Il ministro non ha neppure atteso i vaccini in corso di elucubrazione affinché siano adatti alle nuove varianti ora all’esame dell’UE che, per autorizzarli, non chiederà i dati sugli studi clinici. E’ già chiara la prospettiva di spingere in ottobre la quinta dose, anzi il terzo booster, con i vaccini aggiornati.

Ora l’Italia letteralmente trabocca di dosi di vaccini Covid, profumatamente pagati con soldi pubblici. Nessuno li vuole, come dimostra lo scarso entusiasmo fin qui mostrato rispetto alla terza dose: l’ha fatta il 67% degli italiani anche se fino a pochi mesi fa era indispensabile per avere il super green pass, l’unico in grado di aprire le porte del mondo.

Secondo dati tedeschi il 4-5% dei vaccinati ha effetti avversi che richiedono l’intervento di un medico. Omicron può sfuggire alla quarta dose e a morire sono i vaccinati fragili, non i cosiddetti no vax.

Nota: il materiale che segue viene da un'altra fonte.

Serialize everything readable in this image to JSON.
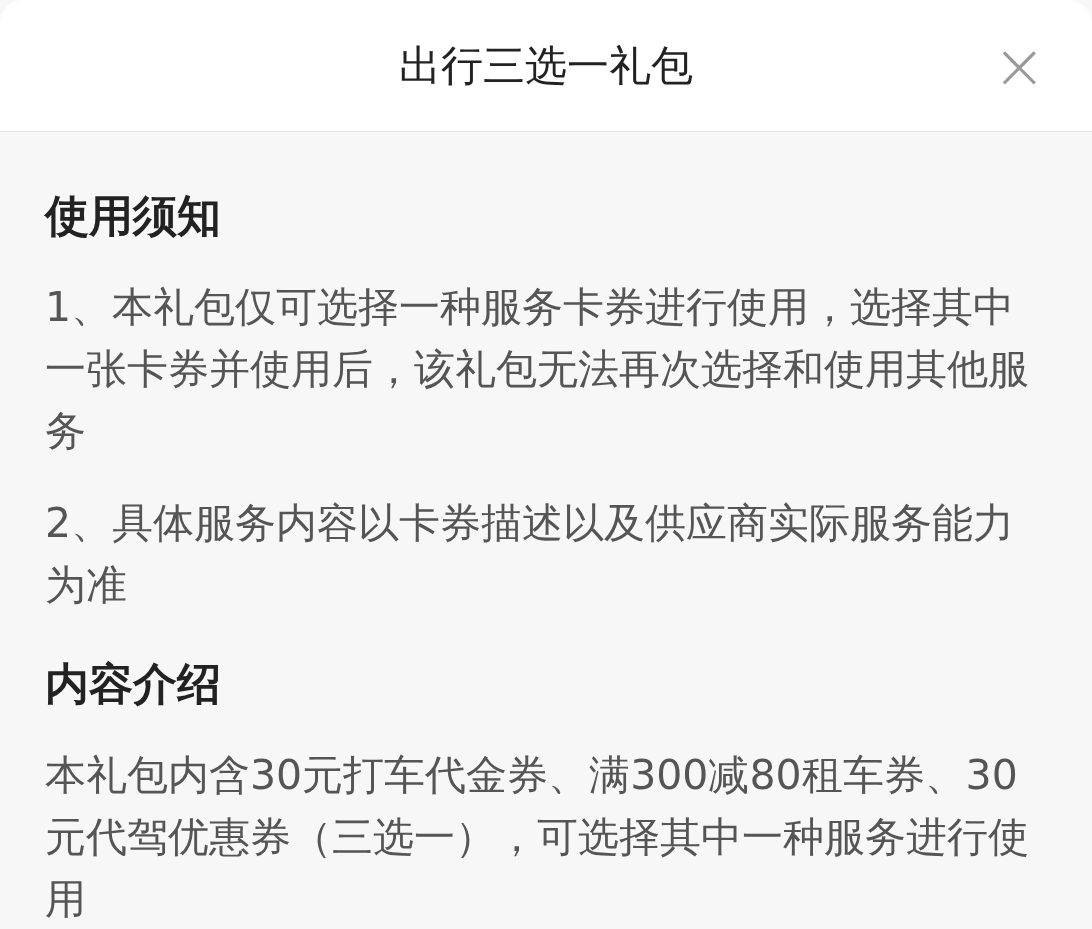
{
  "header": {
    "title": "出行三选一礼包",
    "close": "×"
  },
  "sections": [
    {
      "heading": "使用须知",
      "paragraphs": [
        "1、本礼包仅可选择一种服务卡券进行使用，选择其中一张卡券并使用后，该礼包无法再次选择和使用其他服务",
        "2、具体服务内容以卡券描述以及供应商实际服务能力为准"
      ]
    },
    {
      "heading": "内容介绍",
      "paragraphs": [
        "本礼包内含30元打车代金券、满300减80租车券、30元代驾优惠券（三选一），可选择其中一种服务进行使用"
      ]
    }
  ]
}
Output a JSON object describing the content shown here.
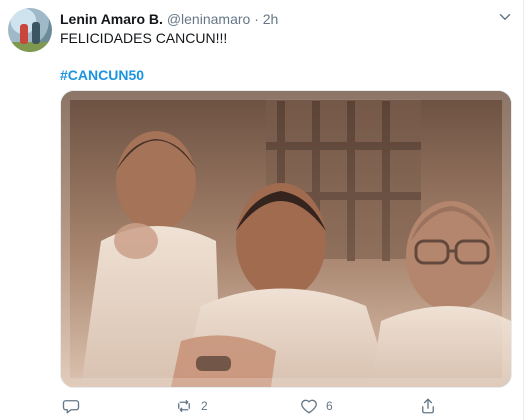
{
  "tweet": {
    "author_name": "Lenin Amaro B.",
    "handle": "@leninamaro",
    "separator": "·",
    "time": "2h",
    "text": "FELICIDADES  CANCUN!!!",
    "hashtag": "#CANCUN50",
    "retweet_count": "2",
    "like_count": "6"
  },
  "icons": {
    "avatar": "avatar",
    "menu": "chevron-down-icon",
    "reply": "reply-icon",
    "retweet": "retweet-icon",
    "like": "heart-icon",
    "share": "share-icon"
  },
  "colors": {
    "link": "#1b95e0",
    "muted": "#657786",
    "text": "#14171a"
  }
}
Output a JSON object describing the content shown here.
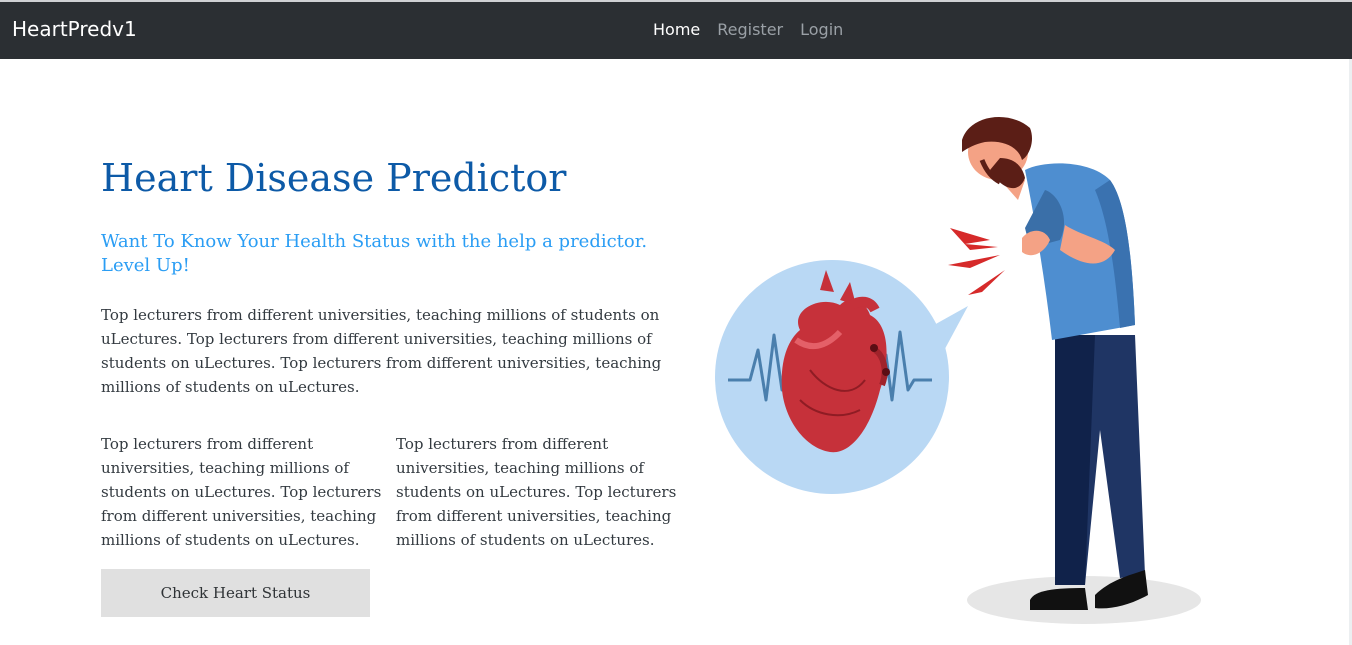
{
  "navbar": {
    "brand": "HeartPredv1",
    "links": [
      {
        "label": "Home",
        "active": true
      },
      {
        "label": "Register",
        "active": false
      },
      {
        "label": "Login",
        "active": false
      }
    ]
  },
  "hero": {
    "title": "Heart Disease Predictor",
    "subtitle": "Want To Know Your Health Status with the help a predictor. Level Up!",
    "paragraph": "Top lecturers from different universities, teaching millions of students on uLectures. Top lecturers from different universities, teaching millions of students on uLectures. Top lecturers from different universities, teaching millions of students on uLectures.",
    "columns": [
      "Top lecturers from different universities, teaching millions of students on uLectures. Top lecturers from different universities, teaching millions of students on uLectures.",
      "Top lecturers from different universities, teaching millions of students on uLectures. Top lecturers from different universities, teaching millions of students on uLectures."
    ],
    "button_label": "Check Heart Status"
  },
  "colors": {
    "navbar_bg": "#2b2f33",
    "title": "#0d5aa7",
    "subtitle": "#2a9df4",
    "button_bg": "#e0e0e0"
  },
  "illustration": {
    "icon": "man-with-heart-pain-illustration"
  }
}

In questo momento i 60 milioni di italiani, neonati compresi, hanno a loro disposizione 48 milioni di dosi, di cui 3,3 milioni in scadenza ad agosto, con tutto che a fine maggio l’AIFA, Agenzia Italiana per il Farmaco, ha prorogato di tre mesi la scadenza dei preparati Pfizer.

Se in autunno davvero arriverà una nuova versione del vaccino Covid, i 48 milioni di dosi ora giacenti possono evitare il bidone della spazzatura solo praticando terza e quarta dose a tappeto. Per il momento, la circolare del ministro Speranza offre la quarta dose solo agli over 60, senza obbligo di accettazione. Ma chissà che non diventi di fatto obbligatoria per tutti, magari a cominciare dai medici anche se perfino gli ordini professionali ultimamente hanno cominciato a mostrarsi talvolta assai poco entusiasti.

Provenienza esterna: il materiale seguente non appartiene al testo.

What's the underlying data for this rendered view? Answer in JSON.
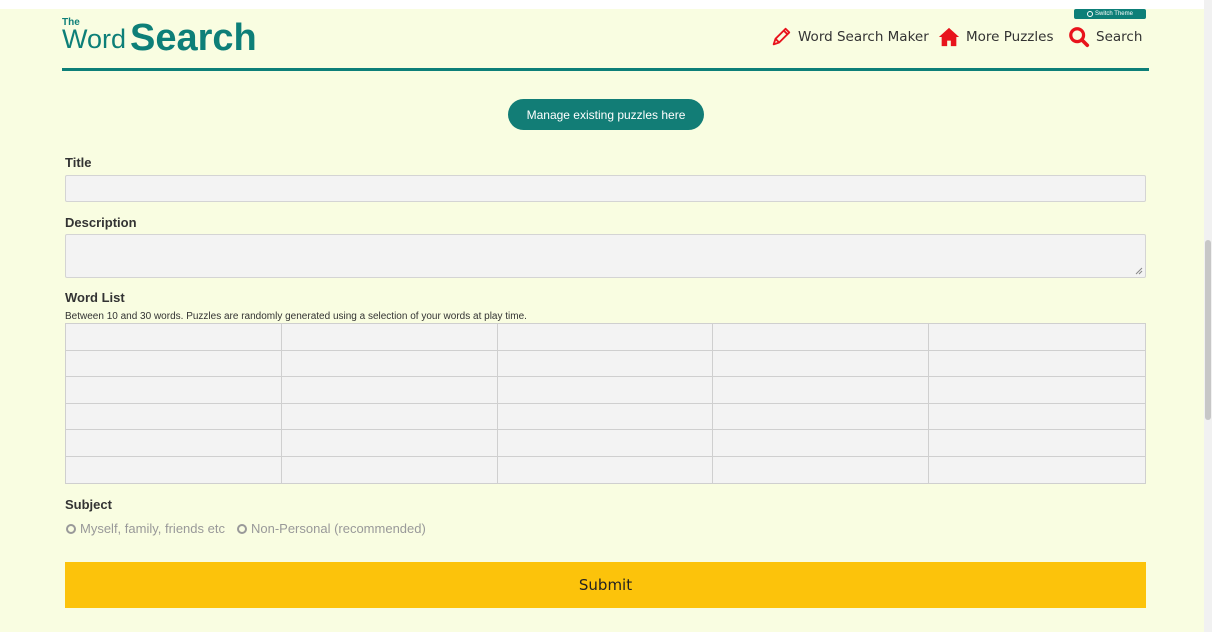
{
  "header": {
    "logo_the": "The",
    "logo_word": "Word",
    "logo_search": "Search",
    "switch_theme": "Switch Theme",
    "nav": [
      {
        "label": "Word Search Maker",
        "icon": "pencil-icon"
      },
      {
        "label": "More Puzzles",
        "icon": "home-icon"
      },
      {
        "label": "Search",
        "icon": "search-icon"
      }
    ]
  },
  "manage_button": "Manage existing puzzles here",
  "form": {
    "title_label": "Title",
    "title_value": "",
    "description_label": "Description",
    "description_value": "",
    "word_list_label": "Word List",
    "word_list_help": "Between 10 and 30 words. Puzzles are randomly generated using a selection of your words at play time.",
    "subject_label": "Subject",
    "subject_options": [
      "Myself, family, friends etc",
      "Non-Personal (recommended)"
    ],
    "submit_label": "Submit"
  },
  "colors": {
    "brand": "#0d7f78",
    "background": "#f9fde1",
    "submit": "#fcc30b",
    "icon_red": "#e8131c"
  }
}
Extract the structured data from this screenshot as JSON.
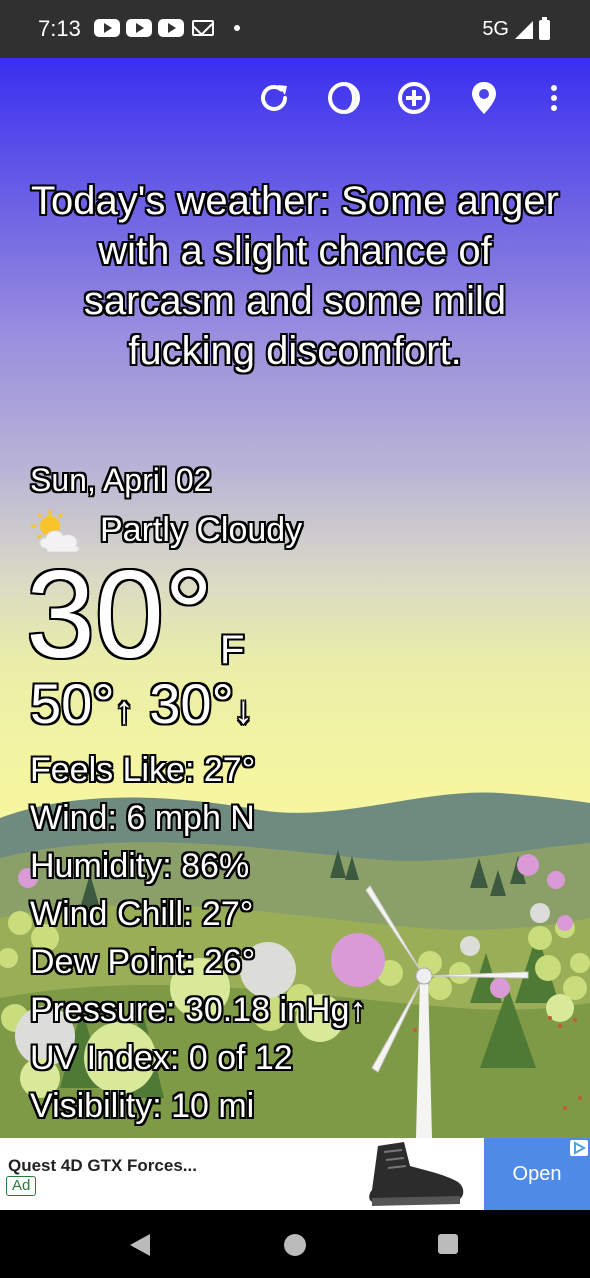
{
  "status_bar": {
    "time": "7:13",
    "network": "5G",
    "icons": [
      "youtube-icon",
      "youtube-icon",
      "youtube-icon",
      "gmail-icon",
      "dot-icon",
      "signal-icon",
      "battery-icon"
    ]
  },
  "toolbar": {
    "icons": [
      "refresh-icon",
      "theme-icon",
      "add-location-icon",
      "location-pin-icon",
      "more-vert-icon"
    ]
  },
  "message": "Today's weather: Some anger with a slight chance of sarcasm and some mild fucking discomfort.",
  "weather": {
    "date": "Sun, April 02",
    "condition": "Partly Cloudy",
    "condition_icon": "partly-cloudy-icon",
    "temperature": "30°",
    "unit": "F",
    "high": "50°",
    "low": "30°",
    "high_arrow": "↑",
    "low_arrow": "↓",
    "details": [
      "Feels Like:  27°",
      "Wind:  6 mph N",
      "Humidity:  86%",
      "Wind Chill:  27°",
      "Dew Point:  26°",
      "Pressure:  30.18 inHg↑",
      "UV Index:  0 of 12",
      "Visibility:  10 mi"
    ]
  },
  "ad": {
    "title": "Quest 4D GTX Forces...",
    "badge": "Ad",
    "cta": "Open"
  },
  "colors": {
    "sky_top": "#3a2ff0",
    "sky_bottom": "#f8f49c",
    "ad_button": "#4f8ae6"
  }
}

Se anche consentisse di svuotare i magazzini, la quarta dose somministrata urbi et orbi non esaurirebbe i vaccini Covid acquistati dall’Italia. E nemmeno li esaurirebbe la quinta. Secondo la ricostruzione effettuata tre settimane fa dalla trasmissione televisiva Report, per i 60 milioni di italiani (neonati compresi) sono stati acquistati 318 milioni di dosi: 138 milioni nel 2021 e altri 180  nel 2022.

Una parte dei vaccini – Report non ha specificato quanti – è stata donata a Paesi poveri quando erano così vicini alla scadenza da risultare di fatto inutilizzabili. Un modo per farli buttare via da qualcun altro, insomma. E’ un vizio europeo, e non solo italiano.

I prezzi dei vaccini non sono pubblici. La Commissione Europea ha negoziato per conto degli Stati membri con le case farmaceutiche e ha mantenuto i contratti segreti. Secondo i calcoli di Report, l’Italia ha speso 2,5 miliardi all’anno per i vaccini Covid. Quanto servirebbero, quei soldi, alla sanità pubblica…

La bulimia vaccinale italiana si inquadra in quella dell’Unione Europea: 4,2 miliardi di dosi per 447 milioni di abitanti. Alcuni Stati UE non vogliono più ritirare e pagare quelli in eccesso, anche se ben difficilmente le case farmaceutiche consentiranno mai di stracciare i contratti che tengono in loro pugno. Ci sarà mai qualcuno che vorrà posare una lente di ingrandimento su tutto questo enorme fiume di denaro?